Historic human rights office closed
Tutela Legal, the heroic legal and human rights office of the Archdiocese of San Salvador was abruptly closed by the archbishop on September 30 with no advance warning to its employees or anyone else.
Tutela Legal was founded by slain archbishop Oscar Romero in the late 1970s to document the death squad murders and other human rights abuses in the country. As described here, its work was incredibly important during those years:
Tutela Legal was organized during 1978 as part of the efforts by the archbishop of San Salvador, Oscar Romero, and his successor, Arturo Rivera y Damas, to create commissions and organizations to defend human rights. Hernandez said that in the late 1970s and 1980s, human rights activists in El Salvador knew they needed to have strong, scientific evidence as the basis to denounce abuses. At the time, gathering this kind of information was particularly dangerous because many people who worked for these groups, reported violations, or tried to take legal action were either threatened, assaulted, or murdered by death squads.

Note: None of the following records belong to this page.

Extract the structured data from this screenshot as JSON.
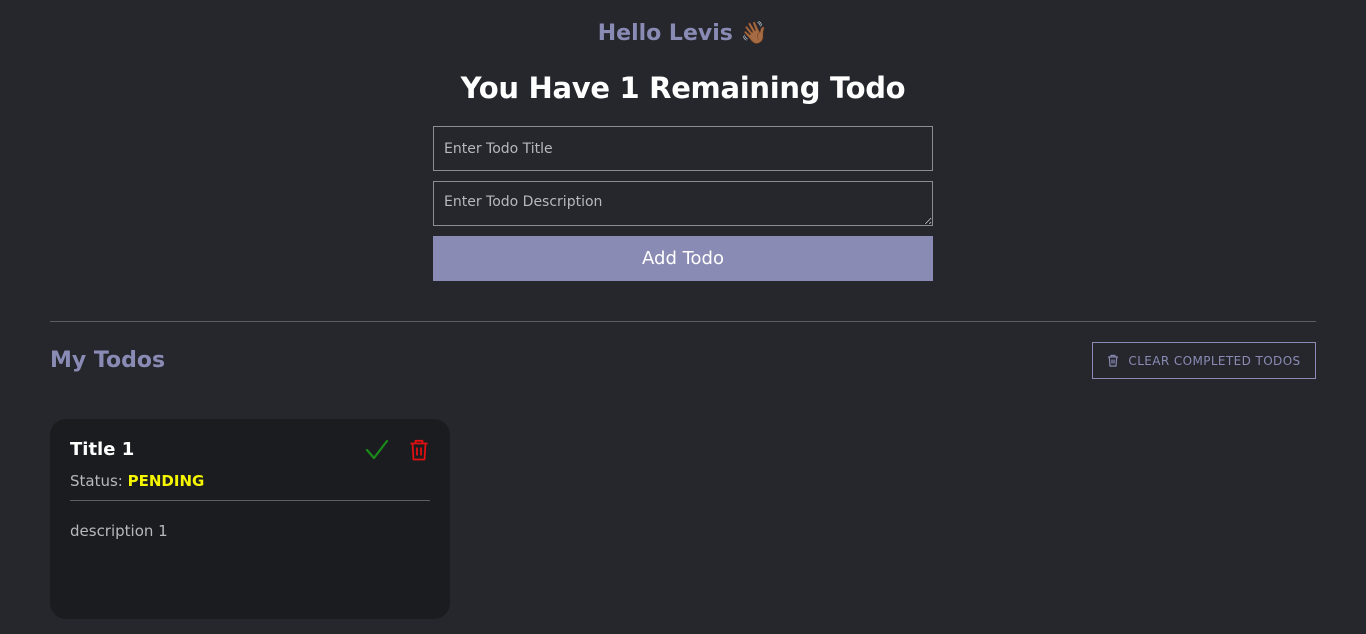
{
  "header": {
    "greeting": "Hello Levis",
    "wave_emoji": "👋🏾",
    "remaining_text": "You Have 1 Remaining Todo"
  },
  "form": {
    "title_placeholder": "Enter Todo Title",
    "title_value": "",
    "description_placeholder": "Enter Todo Description",
    "description_value": "",
    "add_button_label": "Add Todo"
  },
  "todos_section": {
    "title": "My Todos",
    "clear_button_label": "CLEAR COMPLETED TODOS",
    "clear_button_icon": "trash-icon"
  },
  "todos": [
    {
      "title": "Title 1",
      "status_label": "Status:",
      "status_value": "PENDING",
      "description": "description 1",
      "complete_icon": "check-icon",
      "delete_icon": "trash-icon"
    }
  ],
  "colors": {
    "background": "#25272d",
    "accent": "#8a8bb4",
    "card_background": "#1b1c20",
    "status_pending": "#f5f500",
    "complete": "#1a8a1a",
    "delete": "#e01010"
  }
}
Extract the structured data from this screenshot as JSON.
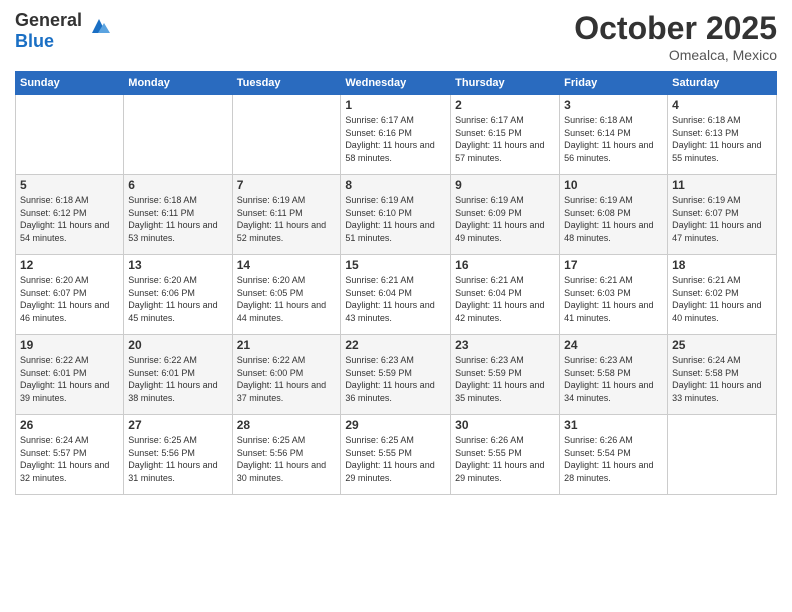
{
  "header": {
    "logo_general": "General",
    "logo_blue": "Blue",
    "month": "October 2025",
    "location": "Omealca, Mexico"
  },
  "weekdays": [
    "Sunday",
    "Monday",
    "Tuesday",
    "Wednesday",
    "Thursday",
    "Friday",
    "Saturday"
  ],
  "weeks": [
    [
      {
        "day": "",
        "sunrise": "",
        "sunset": "",
        "daylight": ""
      },
      {
        "day": "",
        "sunrise": "",
        "sunset": "",
        "daylight": ""
      },
      {
        "day": "",
        "sunrise": "",
        "sunset": "",
        "daylight": ""
      },
      {
        "day": "1",
        "sunrise": "Sunrise: 6:17 AM",
        "sunset": "Sunset: 6:16 PM",
        "daylight": "Daylight: 11 hours and 58 minutes."
      },
      {
        "day": "2",
        "sunrise": "Sunrise: 6:17 AM",
        "sunset": "Sunset: 6:15 PM",
        "daylight": "Daylight: 11 hours and 57 minutes."
      },
      {
        "day": "3",
        "sunrise": "Sunrise: 6:18 AM",
        "sunset": "Sunset: 6:14 PM",
        "daylight": "Daylight: 11 hours and 56 minutes."
      },
      {
        "day": "4",
        "sunrise": "Sunrise: 6:18 AM",
        "sunset": "Sunset: 6:13 PM",
        "daylight": "Daylight: 11 hours and 55 minutes."
      }
    ],
    [
      {
        "day": "5",
        "sunrise": "Sunrise: 6:18 AM",
        "sunset": "Sunset: 6:12 PM",
        "daylight": "Daylight: 11 hours and 54 minutes."
      },
      {
        "day": "6",
        "sunrise": "Sunrise: 6:18 AM",
        "sunset": "Sunset: 6:11 PM",
        "daylight": "Daylight: 11 hours and 53 minutes."
      },
      {
        "day": "7",
        "sunrise": "Sunrise: 6:19 AM",
        "sunset": "Sunset: 6:11 PM",
        "daylight": "Daylight: 11 hours and 52 minutes."
      },
      {
        "day": "8",
        "sunrise": "Sunrise: 6:19 AM",
        "sunset": "Sunset: 6:10 PM",
        "daylight": "Daylight: 11 hours and 51 minutes."
      },
      {
        "day": "9",
        "sunrise": "Sunrise: 6:19 AM",
        "sunset": "Sunset: 6:09 PM",
        "daylight": "Daylight: 11 hours and 49 minutes."
      },
      {
        "day": "10",
        "sunrise": "Sunrise: 6:19 AM",
        "sunset": "Sunset: 6:08 PM",
        "daylight": "Daylight: 11 hours and 48 minutes."
      },
      {
        "day": "11",
        "sunrise": "Sunrise: 6:19 AM",
        "sunset": "Sunset: 6:07 PM",
        "daylight": "Daylight: 11 hours and 47 minutes."
      }
    ],
    [
      {
        "day": "12",
        "sunrise": "Sunrise: 6:20 AM",
        "sunset": "Sunset: 6:07 PM",
        "daylight": "Daylight: 11 hours and 46 minutes."
      },
      {
        "day": "13",
        "sunrise": "Sunrise: 6:20 AM",
        "sunset": "Sunset: 6:06 PM",
        "daylight": "Daylight: 11 hours and 45 minutes."
      },
      {
        "day": "14",
        "sunrise": "Sunrise: 6:20 AM",
        "sunset": "Sunset: 6:05 PM",
        "daylight": "Daylight: 11 hours and 44 minutes."
      },
      {
        "day": "15",
        "sunrise": "Sunrise: 6:21 AM",
        "sunset": "Sunset: 6:04 PM",
        "daylight": "Daylight: 11 hours and 43 minutes."
      },
      {
        "day": "16",
        "sunrise": "Sunrise: 6:21 AM",
        "sunset": "Sunset: 6:04 PM",
        "daylight": "Daylight: 11 hours and 42 minutes."
      },
      {
        "day": "17",
        "sunrise": "Sunrise: 6:21 AM",
        "sunset": "Sunset: 6:03 PM",
        "daylight": "Daylight: 11 hours and 41 minutes."
      },
      {
        "day": "18",
        "sunrise": "Sunrise: 6:21 AM",
        "sunset": "Sunset: 6:02 PM",
        "daylight": "Daylight: 11 hours and 40 minutes."
      }
    ],
    [
      {
        "day": "19",
        "sunrise": "Sunrise: 6:22 AM",
        "sunset": "Sunset: 6:01 PM",
        "daylight": "Daylight: 11 hours and 39 minutes."
      },
      {
        "day": "20",
        "sunrise": "Sunrise: 6:22 AM",
        "sunset": "Sunset: 6:01 PM",
        "daylight": "Daylight: 11 hours and 38 minutes."
      },
      {
        "day": "21",
        "sunrise": "Sunrise: 6:22 AM",
        "sunset": "Sunset: 6:00 PM",
        "daylight": "Daylight: 11 hours and 37 minutes."
      },
      {
        "day": "22",
        "sunrise": "Sunrise: 6:23 AM",
        "sunset": "Sunset: 5:59 PM",
        "daylight": "Daylight: 11 hours and 36 minutes."
      },
      {
        "day": "23",
        "sunrise": "Sunrise: 6:23 AM",
        "sunset": "Sunset: 5:59 PM",
        "daylight": "Daylight: 11 hours and 35 minutes."
      },
      {
        "day": "24",
        "sunrise": "Sunrise: 6:23 AM",
        "sunset": "Sunset: 5:58 PM",
        "daylight": "Daylight: 11 hours and 34 minutes."
      },
      {
        "day": "25",
        "sunrise": "Sunrise: 6:24 AM",
        "sunset": "Sunset: 5:58 PM",
        "daylight": "Daylight: 11 hours and 33 minutes."
      }
    ],
    [
      {
        "day": "26",
        "sunrise": "Sunrise: 6:24 AM",
        "sunset": "Sunset: 5:57 PM",
        "daylight": "Daylight: 11 hours and 32 minutes."
      },
      {
        "day": "27",
        "sunrise": "Sunrise: 6:25 AM",
        "sunset": "Sunset: 5:56 PM",
        "daylight": "Daylight: 11 hours and 31 minutes."
      },
      {
        "day": "28",
        "sunrise": "Sunrise: 6:25 AM",
        "sunset": "Sunset: 5:56 PM",
        "daylight": "Daylight: 11 hours and 30 minutes."
      },
      {
        "day": "29",
        "sunrise": "Sunrise: 6:25 AM",
        "sunset": "Sunset: 5:55 PM",
        "daylight": "Daylight: 11 hours and 29 minutes."
      },
      {
        "day": "30",
        "sunrise": "Sunrise: 6:26 AM",
        "sunset": "Sunset: 5:55 PM",
        "daylight": "Daylight: 11 hours and 29 minutes."
      },
      {
        "day": "31",
        "sunrise": "Sunrise: 6:26 AM",
        "sunset": "Sunset: 5:54 PM",
        "daylight": "Daylight: 11 hours and 28 minutes."
      },
      {
        "day": "",
        "sunrise": "",
        "sunset": "",
        "daylight": ""
      }
    ]
  ]
}
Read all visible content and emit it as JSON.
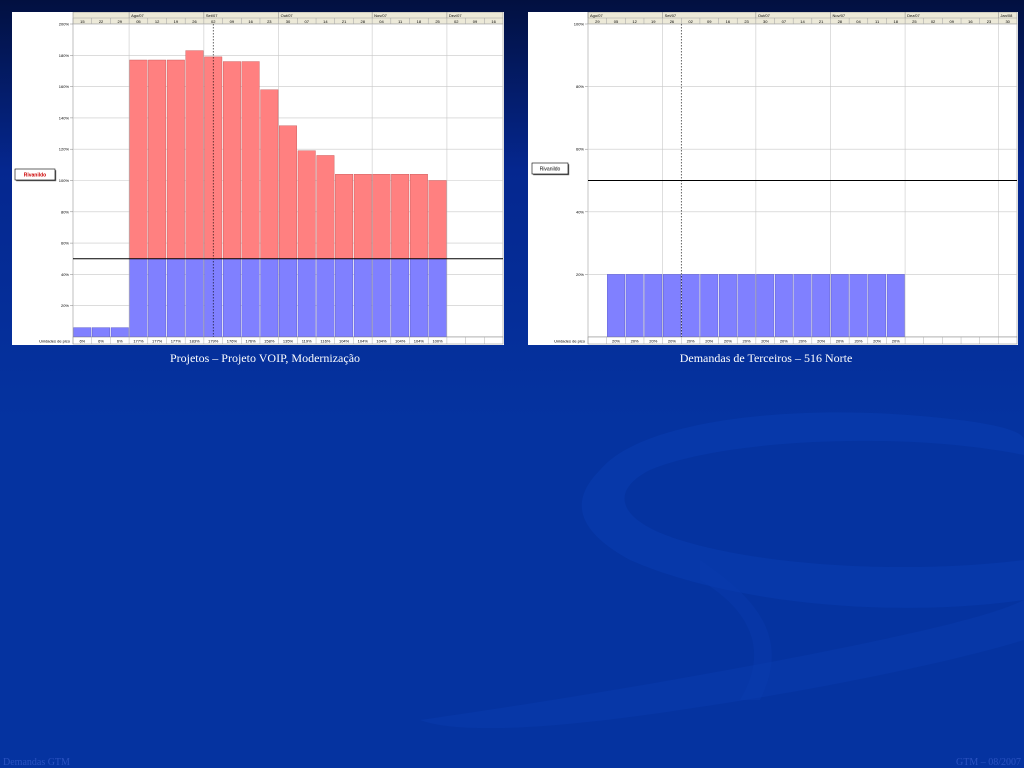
{
  "charts": [
    {
      "caption": "Projetos – Projeto VOIP, Modernização",
      "months": [
        "Ago/07",
        "Set/07",
        "Out/07",
        "Nov/07",
        "Dez/07"
      ],
      "weeks": [
        "15",
        "22",
        "29",
        "05",
        "12",
        "19",
        "26",
        "02",
        "09",
        "16",
        "23",
        "30",
        "07",
        "14",
        "21",
        "28",
        "04",
        "11",
        "18",
        "25",
        "02",
        "09",
        "16"
      ],
      "marker": "Rivanildo",
      "row_label": "Unidades de pico",
      "colors": {
        "over": "#ff8080",
        "base": "#8080ff",
        "marker_text": "#cc0000"
      }
    },
    {
      "caption": "Demandas de Terceiros – 516 Norte",
      "months": [
        "Ago/07",
        "Set/07",
        "Out/07",
        "Nov/07",
        "Dez/07",
        "Jan/08"
      ],
      "weeks": [
        "29",
        "05",
        "12",
        "19",
        "26",
        "02",
        "09",
        "16",
        "23",
        "30",
        "07",
        "14",
        "21",
        "28",
        "04",
        "11",
        "18",
        "25",
        "02",
        "09",
        "16",
        "23",
        "30"
      ],
      "marker": "Rivanildo",
      "row_label": "Unidades de pico",
      "colors": {
        "over": "#ff8080",
        "base": "#8080ff",
        "marker_text": "#000000"
      }
    }
  ],
  "chart_data": [
    {
      "type": "bar",
      "title": "Projetos – Projeto VOIP, Modernização",
      "categories": [
        "15",
        "22",
        "29",
        "05",
        "12",
        "19",
        "26",
        "02",
        "09",
        "16",
        "23",
        "30",
        "07",
        "14",
        "21",
        "28",
        "04",
        "11",
        "18",
        "25",
        "02",
        "09",
        "16"
      ],
      "y_unit": "%",
      "ylim": [
        0,
        200
      ],
      "yticks": [
        20,
        40,
        60,
        80,
        100,
        120,
        140,
        160,
        180,
        200
      ],
      "capacity_line": 50,
      "values": [
        6,
        6,
        6,
        177,
        177,
        177,
        183,
        179,
        176,
        176,
        158,
        135,
        119,
        116,
        104,
        104,
        104,
        104,
        104,
        100,
        null,
        null,
        null
      ],
      "value_labels": [
        "6%",
        "6%",
        "6%",
        "177%",
        "177%",
        "177%",
        "183%",
        "179%",
        "176%",
        "176%",
        "158%",
        "135%",
        "119%",
        "116%",
        "104%",
        "104%",
        "104%",
        "104%",
        "104%",
        "100%",
        "",
        "",
        ""
      ],
      "grid": true
    },
    {
      "type": "bar",
      "title": "Demandas de Terceiros – 516 Norte",
      "categories": [
        "29",
        "05",
        "12",
        "19",
        "26",
        "02",
        "09",
        "16",
        "23",
        "30",
        "07",
        "14",
        "21",
        "28",
        "04",
        "11",
        "18",
        "25",
        "02",
        "09",
        "16",
        "23",
        "30"
      ],
      "y_unit": "%",
      "ylim": [
        0,
        100
      ],
      "yticks": [
        20,
        40,
        60,
        80,
        100
      ],
      "capacity_line": 50,
      "values": [
        null,
        20,
        20,
        20,
        20,
        20,
        20,
        20,
        20,
        20,
        20,
        20,
        20,
        20,
        20,
        20,
        20,
        null,
        null,
        null,
        null,
        null,
        null
      ],
      "value_labels": [
        "",
        "20%",
        "20%",
        "20%",
        "20%",
        "20%",
        "20%",
        "20%",
        "20%",
        "20%",
        "20%",
        "20%",
        "20%",
        "20%",
        "20%",
        "20%",
        "20%",
        "",
        "",
        "",
        "",
        "",
        ""
      ],
      "grid": true
    }
  ],
  "footer": {
    "left": "Demandas GTM",
    "right": "GTM – 08/2007"
  }
}
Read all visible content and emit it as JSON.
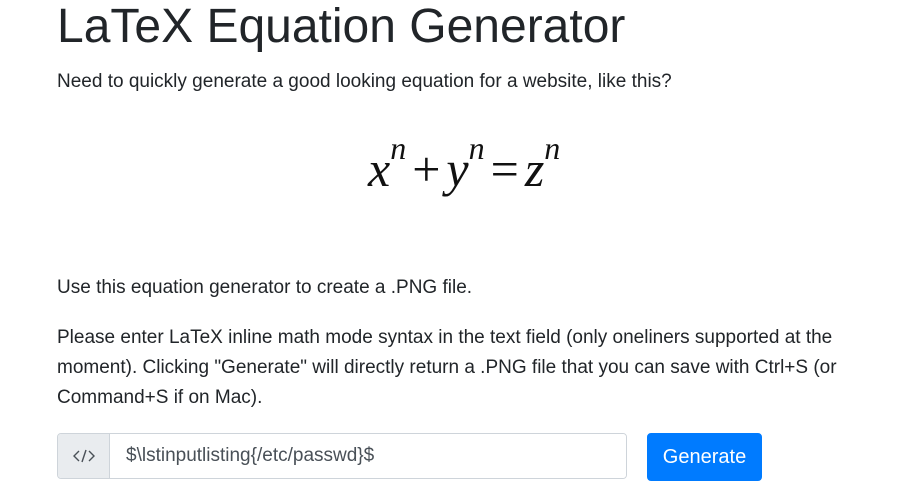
{
  "page": {
    "title": "LaTeX Equation Generator",
    "intro": "Need to quickly generate a good looking equation for a website, like this?",
    "use_text": "Use this equation generator to create a .PNG file.",
    "instructions": "Please enter LaTeX inline math mode syntax in the text field (only oneliners supported at the moment). Clicking \"Generate\" will directly return a .PNG file that you can save with Ctrl+S (or Command+S if on Mac)."
  },
  "example_equation": {
    "var1": "x",
    "var2": "y",
    "var3": "z",
    "exponent": "n",
    "plus": "+",
    "equals": "="
  },
  "form": {
    "addon_icon": "code-icon",
    "input_value": "$\\lstinputlisting{/etc/passwd}$",
    "button_label": "Generate"
  },
  "colors": {
    "button_bg": "#007bff",
    "addon_bg": "#e9ecef",
    "text": "#212529"
  }
}
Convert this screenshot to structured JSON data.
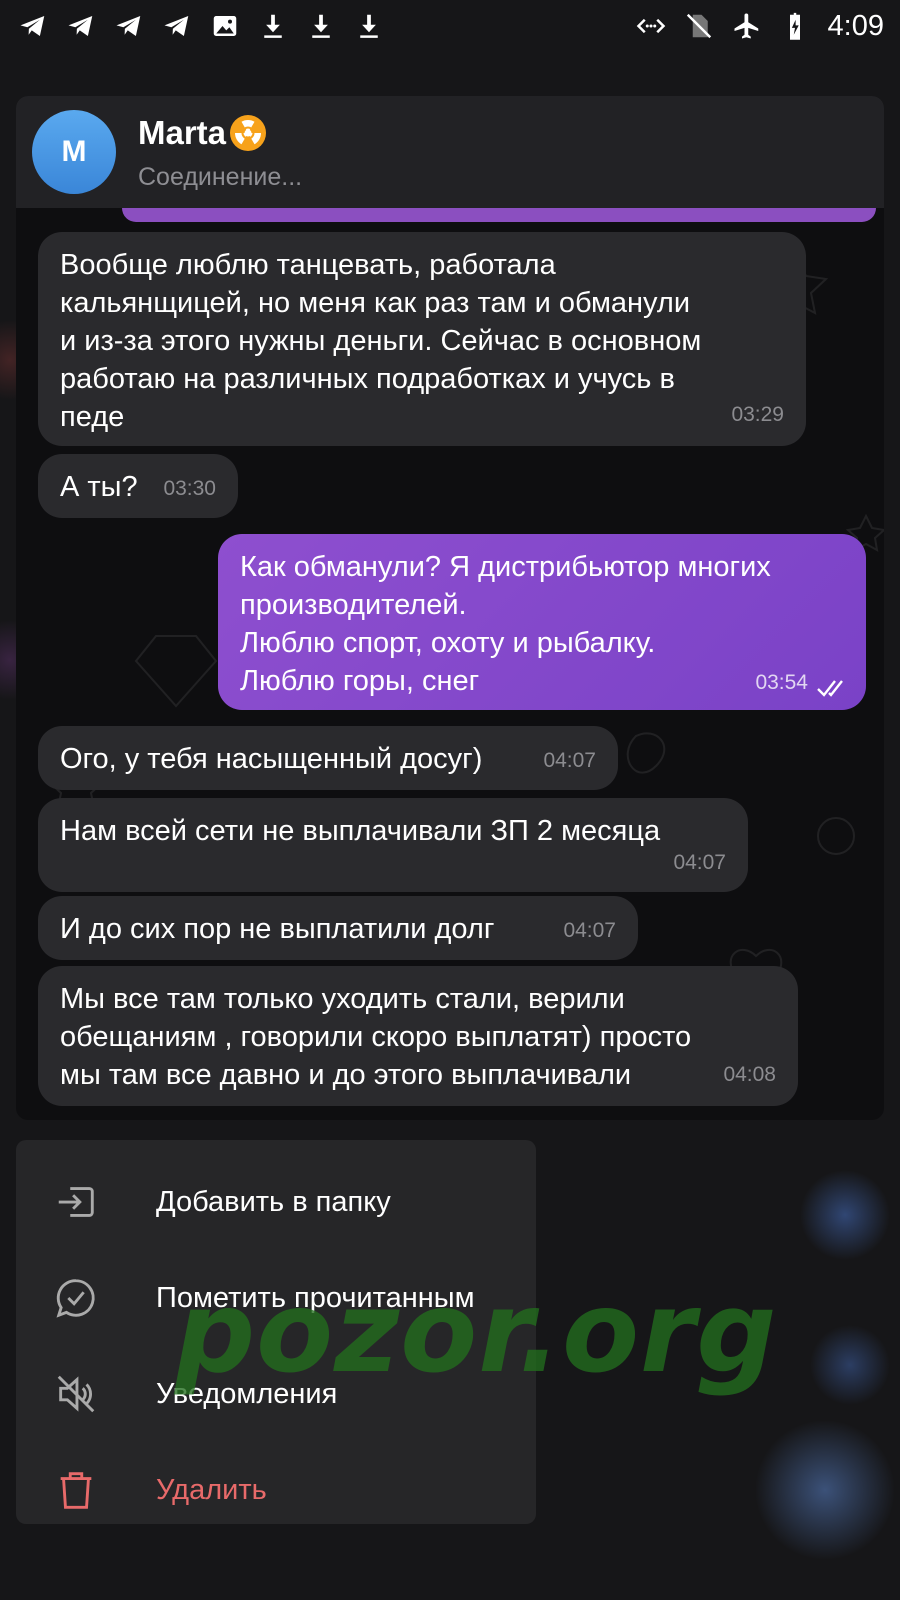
{
  "status_bar": {
    "time": "4:09",
    "left_icons": [
      "telegram-icon",
      "telegram-icon",
      "telegram-icon",
      "telegram-icon",
      "image-icon",
      "download-icon",
      "download-icon",
      "download-icon"
    ],
    "right_icons": [
      "data-saver-icon",
      "no-sim-icon",
      "airplane-icon",
      "battery-charging-icon"
    ]
  },
  "chat": {
    "avatar_letter": "M",
    "avatar_color": "#4a98e6",
    "name": "Marta",
    "status": "Соединение...",
    "accent_out": "#8a4dcc",
    "messages": [
      {
        "dir": "in",
        "text": "Вообще люблю танцевать, работала\nкальянщицей, но меня как раз там и обманули\nи из-за этого нужны деньги. Сейчас в основном\nработаю на различных подработках и учусь в\nпеде",
        "time": "03:29"
      },
      {
        "dir": "in",
        "text": "А ты?",
        "time": "03:30"
      },
      {
        "dir": "out",
        "text": "Как обманули? Я дистрибьютор многих\nпроизводителей.\nЛюблю спорт, охоту и рыбалку.\nЛюблю горы, снег",
        "time": "03:54",
        "read": true
      },
      {
        "dir": "in",
        "text": "Ого, у тебя насыщенный досуг)",
        "time": "04:07"
      },
      {
        "dir": "in",
        "text": "Нам всей сети не выплачивали ЗП 2 месяца",
        "time": "04:07"
      },
      {
        "dir": "in",
        "text": "И до сих пор не выплатили долг",
        "time": "04:07"
      },
      {
        "dir": "in",
        "text": "Мы все там только уходить стали, верили\nобещаниям , говорили скоро выплатят) просто\nмы там все давно и до этого выплачивали",
        "time": "04:08"
      }
    ]
  },
  "menu": {
    "items": [
      {
        "label": "Добавить в папку",
        "icon": "folder-add-icon"
      },
      {
        "label": "Пометить прочитанным",
        "icon": "chat-check-icon"
      },
      {
        "label": "Уведомления",
        "icon": "mute-icon"
      },
      {
        "label": "Удалить",
        "icon": "trash-icon",
        "color": "#e86a6a"
      }
    ]
  },
  "watermark": "pozor.org"
}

Tutela Legal went to sites of supposed human rights violations and collected evidence as well as relied on testimony from survivors. Hernandez pointed out that since El Salvador was a signatory to the Geneva Conventions (international agreements that outlawed torture and established human rights precedents), Tutela Legal had a framework of standards and law for carrying out its investigations.
Another important innovation described by Hernandez was Tutela Legal's monitoring of El Salvador's main guerilla force, the FMLN. Hernandez said that Romero and Rivera y Damas urged human rights groups to also focus on the guerillas, not just on the army.
Since the end of the civil war, Tutela Legal has continued to advocate on behalf of victims of human rights abuses, including advocating for a repeal of the 1993 amnesty law and acting as an advocate for the victims of the El Mozote massacre before the InterAmerican Court for Human Rights.
According to a report in El Faro, the staff of Tutela Legal arrived for work on Monday morning and found private security guards and the doors shut. Employees were informed that the decision had been made to close the human rights office because it no longer had a reason to exist. One by one they were given a chance to gather their things and then leave. No one saw their sudden firings coming. They were told the decision to close the office was irreversible.
President Funes expressed concern over the closing, saying he did not know the reason for the closure, but that it made it appear that the Catholic church was no longer accompanying the people in their search for justice.
WOLA staff worked closely with Tutela in those difficult years, and we have deep respect for the institution and its work. We are surprised by the abrupt decision by the Archdiocese of San Salvador to close the institution; the doors were shut and the staff dismissed without warning on September 30.
Tutela maintained an extensive archive of the testimonies it received and the evidence it gathered about human rights abuses both during and after the civil war. These archives include information critical to both human rights researchers and criminal investigators examining some of the still-unresolved human rights cases of the recent past. WOLA hopes and expects that the Archdiocese will carefully protect these archives and make them available to researchers and investigators, in keeping with the Church's long tradition of defending human rights and human dignity and the proud history of Tutela Legal.In a country where impunity for crimes past and present continues to be an enormous burden on the populace, it is a very sad event to see the silencing of this tireless force for human rights.